Au fil des courses, plusieurs chauffeurs ont remarqué la différence: le tarif de base d’une course est passé de 4,50 francs à 3,60 francs, soit une baisse de 10%.
Manu Shwab, conducteur Uber dans la région de Lausanne depuis neuf ans, accuse l’entreprise de taxis de l’avoir fait il y a trois semaines, sans l’avertir. « Il n’y a pas de dialogue. On ne sait pas où les contacter », déplore-t-il dans le 19h30 vendredi.
Je vais arrêter de travailler avec Uber dans quelques mois, car je ne peux pas continuer comme ça
Mustapha, chauffeur dans la région lausannoise Hausse des coûts
Dans le contexte actuel de renchérissement global, cette diminution passe très mal. Manu Schwab dit avoir ainsi perdu toute rentabilité, tombant à un salaire à perte. « On ne peut pas vivre dans ce pays avec 2000 francs par mois », dénonce-t-il. « Ils croient qu’on est dans un pays de l’Union européenne, au Portugal ou en Espagne où les salaires sont bas. »
La coupe est pleine alors que le prix à la pompe a fortement augmenté. Le litre d’essence est passé de 1,59 francs à 1,80 francs, voire près de 2 francs. Cette situation a poussé une poignée de chauffeurs à témoigner dans les médias.
« Je vais arrêter de travailler avec Uber dans quelques mois, car je ne peux pas continuer comme ça », commente Mustapha, aussi chauffeur dans la région lausannoise.
Il dit qu’à ce tarif-là, avoir les subsides revient au même. « A la fin du mois, je paye les factures et il ne me reste rien dans la poche. »
Uber se défend
Aujourd’hui, ces chauffeurs demandent à Uber de revenir au tarif d’il y a deux ans.
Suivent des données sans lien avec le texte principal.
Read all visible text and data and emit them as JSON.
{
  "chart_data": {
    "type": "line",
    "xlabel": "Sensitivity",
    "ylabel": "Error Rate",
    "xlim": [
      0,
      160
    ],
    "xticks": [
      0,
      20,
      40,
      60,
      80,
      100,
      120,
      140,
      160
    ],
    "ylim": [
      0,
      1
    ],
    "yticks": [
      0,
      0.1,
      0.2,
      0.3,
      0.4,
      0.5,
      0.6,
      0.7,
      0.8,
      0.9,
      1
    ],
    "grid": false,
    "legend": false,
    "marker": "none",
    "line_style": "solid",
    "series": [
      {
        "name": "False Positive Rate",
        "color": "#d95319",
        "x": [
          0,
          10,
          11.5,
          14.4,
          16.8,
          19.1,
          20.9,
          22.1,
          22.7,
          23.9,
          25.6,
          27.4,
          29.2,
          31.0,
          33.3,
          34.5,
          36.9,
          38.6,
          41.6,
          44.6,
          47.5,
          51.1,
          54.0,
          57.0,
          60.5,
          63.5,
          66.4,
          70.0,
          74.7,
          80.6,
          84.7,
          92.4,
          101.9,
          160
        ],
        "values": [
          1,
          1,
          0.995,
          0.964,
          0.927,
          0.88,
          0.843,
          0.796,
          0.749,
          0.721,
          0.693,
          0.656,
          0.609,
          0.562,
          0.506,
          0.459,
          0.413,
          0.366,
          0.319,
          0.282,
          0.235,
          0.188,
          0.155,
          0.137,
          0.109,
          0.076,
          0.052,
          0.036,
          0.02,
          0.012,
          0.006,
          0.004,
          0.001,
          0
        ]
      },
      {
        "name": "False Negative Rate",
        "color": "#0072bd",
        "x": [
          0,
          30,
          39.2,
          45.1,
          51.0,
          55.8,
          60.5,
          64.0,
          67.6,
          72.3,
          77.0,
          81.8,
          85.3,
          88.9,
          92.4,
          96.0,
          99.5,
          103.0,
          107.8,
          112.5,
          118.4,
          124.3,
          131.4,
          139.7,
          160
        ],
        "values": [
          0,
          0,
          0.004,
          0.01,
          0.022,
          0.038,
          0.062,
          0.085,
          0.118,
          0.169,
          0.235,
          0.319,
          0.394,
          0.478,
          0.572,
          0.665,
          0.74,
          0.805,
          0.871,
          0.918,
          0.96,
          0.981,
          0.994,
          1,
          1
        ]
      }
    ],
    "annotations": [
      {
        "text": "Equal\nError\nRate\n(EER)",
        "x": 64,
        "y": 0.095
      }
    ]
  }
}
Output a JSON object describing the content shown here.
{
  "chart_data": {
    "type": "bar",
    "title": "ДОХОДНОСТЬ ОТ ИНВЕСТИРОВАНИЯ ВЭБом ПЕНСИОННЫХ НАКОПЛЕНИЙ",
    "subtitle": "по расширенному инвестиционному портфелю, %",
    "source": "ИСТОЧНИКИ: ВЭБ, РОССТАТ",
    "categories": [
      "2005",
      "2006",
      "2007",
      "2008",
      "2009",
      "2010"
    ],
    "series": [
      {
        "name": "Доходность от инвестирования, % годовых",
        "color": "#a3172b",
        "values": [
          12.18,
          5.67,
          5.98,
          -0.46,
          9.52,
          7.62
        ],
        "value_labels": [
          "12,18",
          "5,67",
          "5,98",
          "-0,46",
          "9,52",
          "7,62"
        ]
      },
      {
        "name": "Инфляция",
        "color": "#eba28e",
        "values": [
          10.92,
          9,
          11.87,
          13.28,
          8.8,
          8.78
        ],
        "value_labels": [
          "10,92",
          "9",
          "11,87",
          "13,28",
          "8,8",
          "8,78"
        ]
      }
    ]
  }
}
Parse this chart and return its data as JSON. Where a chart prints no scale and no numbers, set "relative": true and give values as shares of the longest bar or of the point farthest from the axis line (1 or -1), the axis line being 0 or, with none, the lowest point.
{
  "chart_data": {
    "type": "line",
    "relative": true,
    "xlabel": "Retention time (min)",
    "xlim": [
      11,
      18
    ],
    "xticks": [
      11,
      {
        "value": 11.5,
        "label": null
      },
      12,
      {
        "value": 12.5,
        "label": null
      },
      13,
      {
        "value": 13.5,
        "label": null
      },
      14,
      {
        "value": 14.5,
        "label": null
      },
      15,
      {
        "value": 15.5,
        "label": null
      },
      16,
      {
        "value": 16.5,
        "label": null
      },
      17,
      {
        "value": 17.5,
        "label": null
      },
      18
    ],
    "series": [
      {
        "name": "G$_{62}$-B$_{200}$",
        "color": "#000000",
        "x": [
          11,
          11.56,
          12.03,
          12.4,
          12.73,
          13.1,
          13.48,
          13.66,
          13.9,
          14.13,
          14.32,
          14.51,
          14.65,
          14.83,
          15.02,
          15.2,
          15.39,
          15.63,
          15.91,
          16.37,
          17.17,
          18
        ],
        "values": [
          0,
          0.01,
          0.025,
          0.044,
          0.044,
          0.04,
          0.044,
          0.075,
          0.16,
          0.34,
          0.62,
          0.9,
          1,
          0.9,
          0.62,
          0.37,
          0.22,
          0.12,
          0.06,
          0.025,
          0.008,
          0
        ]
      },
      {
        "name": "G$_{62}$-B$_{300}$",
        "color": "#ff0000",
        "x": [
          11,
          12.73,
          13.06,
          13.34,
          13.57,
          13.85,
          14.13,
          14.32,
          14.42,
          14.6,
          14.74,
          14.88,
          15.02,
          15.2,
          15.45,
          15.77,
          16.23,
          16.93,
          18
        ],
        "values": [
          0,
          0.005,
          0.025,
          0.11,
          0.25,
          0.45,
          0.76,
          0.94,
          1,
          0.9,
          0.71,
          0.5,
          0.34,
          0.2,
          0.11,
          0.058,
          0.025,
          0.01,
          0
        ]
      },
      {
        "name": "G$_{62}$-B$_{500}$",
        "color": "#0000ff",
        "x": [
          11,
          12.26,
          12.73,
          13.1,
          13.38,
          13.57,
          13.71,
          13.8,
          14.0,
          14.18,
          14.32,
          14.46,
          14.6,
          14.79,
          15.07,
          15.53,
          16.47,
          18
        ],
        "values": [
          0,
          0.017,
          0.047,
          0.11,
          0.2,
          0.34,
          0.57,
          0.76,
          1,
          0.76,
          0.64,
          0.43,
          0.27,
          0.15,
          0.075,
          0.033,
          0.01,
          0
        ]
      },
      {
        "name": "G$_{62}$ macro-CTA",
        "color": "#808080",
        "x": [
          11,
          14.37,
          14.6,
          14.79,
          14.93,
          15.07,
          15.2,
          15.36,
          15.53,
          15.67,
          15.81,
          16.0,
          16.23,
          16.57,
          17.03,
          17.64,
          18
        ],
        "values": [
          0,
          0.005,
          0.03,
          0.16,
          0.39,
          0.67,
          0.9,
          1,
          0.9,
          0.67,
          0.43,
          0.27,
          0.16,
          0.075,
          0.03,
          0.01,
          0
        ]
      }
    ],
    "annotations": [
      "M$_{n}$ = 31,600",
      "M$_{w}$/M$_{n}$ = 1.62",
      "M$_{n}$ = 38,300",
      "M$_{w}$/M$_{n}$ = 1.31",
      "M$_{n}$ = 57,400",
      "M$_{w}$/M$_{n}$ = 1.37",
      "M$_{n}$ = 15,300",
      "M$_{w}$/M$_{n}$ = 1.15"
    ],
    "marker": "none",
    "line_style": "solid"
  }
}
Contactée, la plateforme ne répond pas aux questions ciblées de la RTS. Mais rappelle ses grands principes: « L’application Uber fournit de manière transparente des prix recommandés qui reflètent la situation du marché en temps réel. Uber donne cependant aux chauffeurs un contrôle total sur leur activité. Il est important pour nous que l’application reste attractive pour les chauffeurs en Suisse ».
Malgré les conditions de travail difficiles, beaucoup de chauffeurs, sans autre solution, continuent à exercer leur métier.